Hep böyle oluyordu. Daha doğrusu, ilk bölümü mutlaka böyle oluyor ama sonrası da böyle olması gerekirken, nedense bir türlü olamıyordu.

Hâlâ da ilk bölüm geçerli ve ikinci bölüm geçerli olamıyor bir türlü...

Birçok Üniversite, Anayasa"ya ve kanunlara aykırı olarak düzenlenen Kılık Kıyafet Yönetmeliği"ni öne sürerek, başlarını örten kızlarımızı yıllardır okullara almıyor.

Gerekçeleri sorulduğunda, ilk ağızda, "kanunlardan" bahsediyorlar. "Hangi kanun?" sorusu ile karşılaşırlarsa da, hafifçe yan çizerek, Anayasa Mahkemesi kararlarından başlayıp, Danıştay, Yargıtay ve hatta Avrupa İnsan Hakları Mahkemesi"ne kadar uzanan bir söylem yolculuğuna çıkıyorlar.

Oysa istinat edebildikleri tek şey bir yönetmelik ve o yönetmeliğe dayanarak başörtülü kız çocuklarımızı okullara almıyor oluşları ise bir fecaat.

Çünkü yönetmelik, başörtüsü kullanmayı disiplin suçu sayıyor ve disiplin suçu olarak bütün yaptırımı da ihtar, tekdir ve bu aşamalardan sonra kısa süreli okuldan uzaklaştırma, filan..

Anayasa ve kanunlarda olmayan bir yasağı yönetmelikle koymaya çalışmanın garabeti bir yana; bütün yaptırımı ihtar, tekdir gibi şeyler olan bir suç(!) sebebiyle kızlarımızın okullara alınmıyor oluşu, işte bu sebeple, kelimenin tam anlamıyla bir hukuk ihlali..

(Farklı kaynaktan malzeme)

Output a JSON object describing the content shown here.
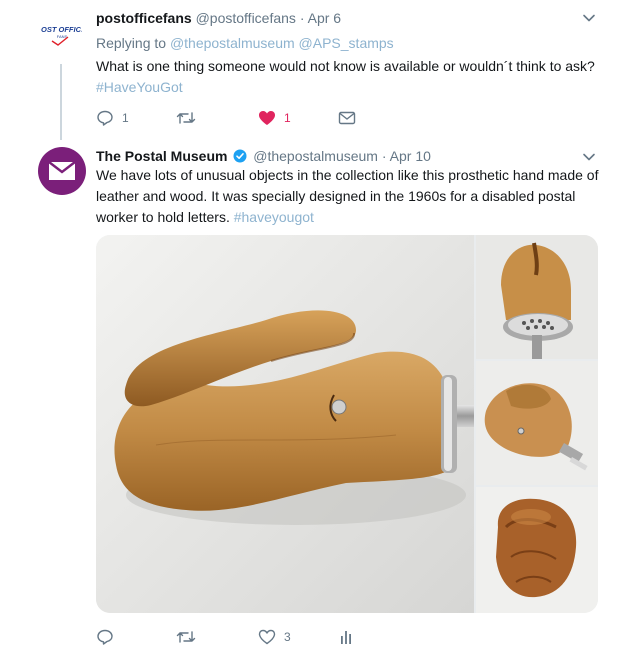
{
  "tweets": [
    {
      "name": "postofficefans",
      "handle": "@postofficefans",
      "date": "Apr 6",
      "avatar_text": "POST OFFICE",
      "avatar_subtext": "FANS",
      "reply_label": "Replying to",
      "reply_handles": [
        "@thepostalmuseum",
        "@APS_stamps"
      ],
      "text": "What is one thing someone would not know is available or wouldn´t think to ask?",
      "hashtag": "#HaveYouGot",
      "actions": {
        "reply_count": "1",
        "retweet_count": "",
        "like_count": "1"
      }
    },
    {
      "name": "The Postal Museum",
      "handle": "@thepostalmuseum",
      "date": "Apr 10",
      "verified": true,
      "text": "We have lots of unusual objects in the collection like this prosthetic hand made of leather and wood. It was specially designed in the 1960s for a disabled postal worker to hold letters.",
      "hashtag": "#haveyougot",
      "actions": {
        "reply_count": "",
        "retweet_count": "",
        "like_count": "3"
      }
    }
  ],
  "separator": "·",
  "colors": {
    "brand_blue": "#1da1f2",
    "link": "#3b94d9",
    "muted": "#657786",
    "heart": "#e0245e",
    "museum_purple": "#7b1f7a"
  },
  "icons": [
    "reply-icon",
    "retweet-icon",
    "like-icon",
    "message-icon",
    "analytics-icon",
    "chevron-down-icon",
    "verified-icon",
    "envelope-icon"
  ]
}
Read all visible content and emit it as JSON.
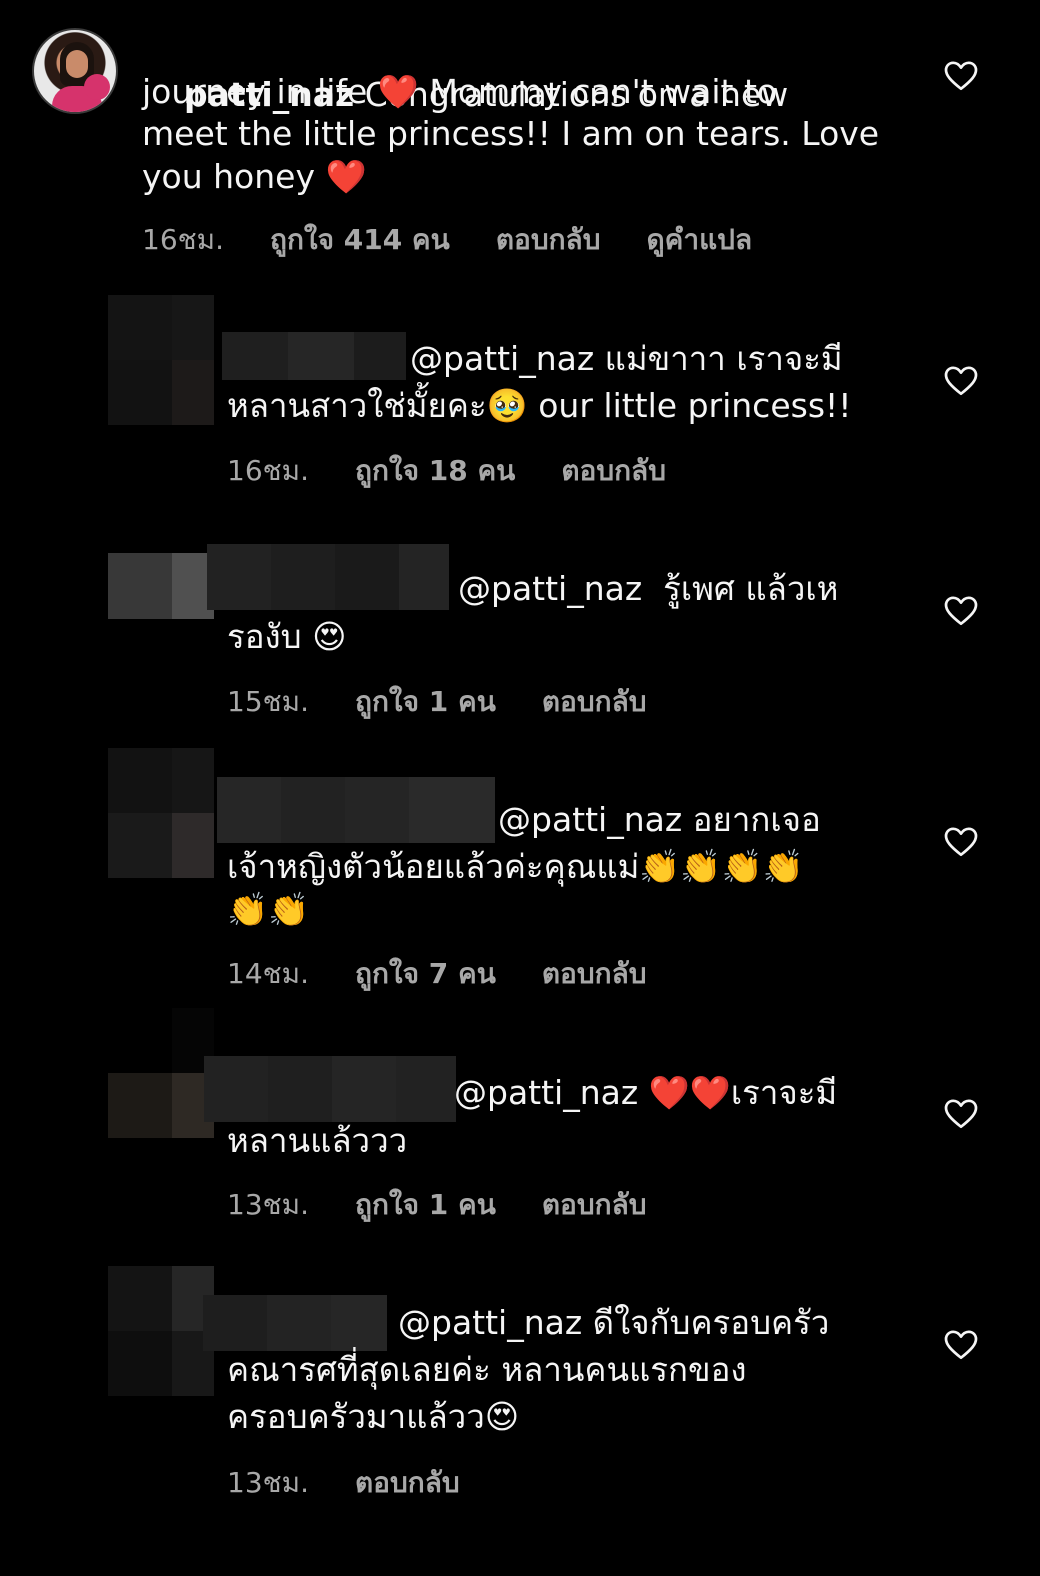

Yani iktidarda bulunanlar, Anayasa ya da kanun değişikliği gibi şeylerle uğraşacaklarına, uygulamadaki aksaklıkları hedef alan ciddi bir çalışma yapabilse idiler; büyük ihtimalle, şimdi başörtüsü meselesini çoktan geride bırakmış ve başka bazı önemli meselelerle uğraşıyor olabilirdik.

Bu satırların yazılmasını gazetelerde geçtiğimiz günlerde yer alan ve özetini "Kılık kıyafet denetleyen güvenlikçiye ceza geliyor" şeklinde aktarabileceğimiz bir haber ilham etti.

Eğer doğru ise –ki, umarız doğrudur-: Emniyet Genel Müdürlüğü"nün "Üniversitelerde görevli özel güvenlik görevlilerinin kılık kıyafet denetimi yapıp yapamayacağı" hususunda görüş sorması üzerine, İçişleri Bakanlığı Hukuk Müşavirliği, "Özel güvenlik şirketlerinin kılık kıyafet denetimi yapma yetkisi yok" şeklinde cevap vermiş.

Şimdi beklenen şey, Emniyet Genel Müdürlüğü"nün bu hususta yayınlaması beklenen genelgesinin ilgili kurum ve kuruluşlara gönderilmesi.

Hukukun hakikaten hakim olacağı ve kapılara yerleştirilen güvenlik görevlilerinin, yetkileri dahilinde olmayan bir işe kalkışarak, kızlarımızı kapılardan geri çevirmelerinin önüne geçilebileceğini beklemek çok mu hayalcilik olur bilmem.

Ama eğer hukuk varsa, bunun yapılması gerektiği, açık bir gerçek.